Social care largely delivered by Councils with the help of a range of contractors and service suppliers needs to work smoothly alongside the NHS.
Councils have a vital role to play in helping reduce the burden on NHS hospitals. It is too easy to place elderly and infirm individuals into hospital where they should be safe, even though they do not need hospital treatment. They may go in for tests, only to have to stay because there is no sufficient care package to allow them to go home alone. Hospitals are also open all hours and at week-ends, whereas social care services may be more restricted outside weekday regular hours.
Social care nurses or executives may think it prudent to send someone for tests after an incident even though there are no signs of harm and even though the patient is saying they are not in pain or difficulty. It often takes time to assemble a case conference and assessment to upgrade care so an individual can look after themselves with suitable support.
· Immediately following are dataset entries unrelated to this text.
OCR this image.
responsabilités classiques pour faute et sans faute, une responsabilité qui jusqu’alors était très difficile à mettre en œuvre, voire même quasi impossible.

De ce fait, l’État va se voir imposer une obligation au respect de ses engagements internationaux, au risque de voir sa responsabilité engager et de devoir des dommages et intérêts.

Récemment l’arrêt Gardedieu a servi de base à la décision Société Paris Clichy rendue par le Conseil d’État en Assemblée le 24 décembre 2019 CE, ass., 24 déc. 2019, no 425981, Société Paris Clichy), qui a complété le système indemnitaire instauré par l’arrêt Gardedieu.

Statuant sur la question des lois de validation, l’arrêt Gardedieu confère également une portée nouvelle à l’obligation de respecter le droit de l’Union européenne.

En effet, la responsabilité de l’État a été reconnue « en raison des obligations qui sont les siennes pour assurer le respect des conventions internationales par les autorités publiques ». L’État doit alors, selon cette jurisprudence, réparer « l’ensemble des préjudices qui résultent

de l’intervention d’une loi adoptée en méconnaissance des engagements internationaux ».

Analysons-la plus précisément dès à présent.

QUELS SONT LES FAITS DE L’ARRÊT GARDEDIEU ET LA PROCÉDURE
Social care also needs to work well alongside GPs, and with hospitals after the discharge of patients. Elderly and infirm individuals may need help with daily tasks, and need some supervision or assistance with a course of treatment at home. It can be cheaper as well as better to take the care to the patient, but needs organising successfully.
Councils say they need more resource to do their jobs well, whilst hospitals are worried that they are still having to look after people who could manage at home with suitable help. The border disputes between the NHS and social care go back a long way and have happened under a variety of governments. There is no easy solution, but it would be good if Councils and the NHS can improve their joint working where there currently issues with bed blocking or inadequate medical back up out of hospital.
I would be interested in comments on this matter. I am not raising it as a result of any local complaints which I would handle in another way.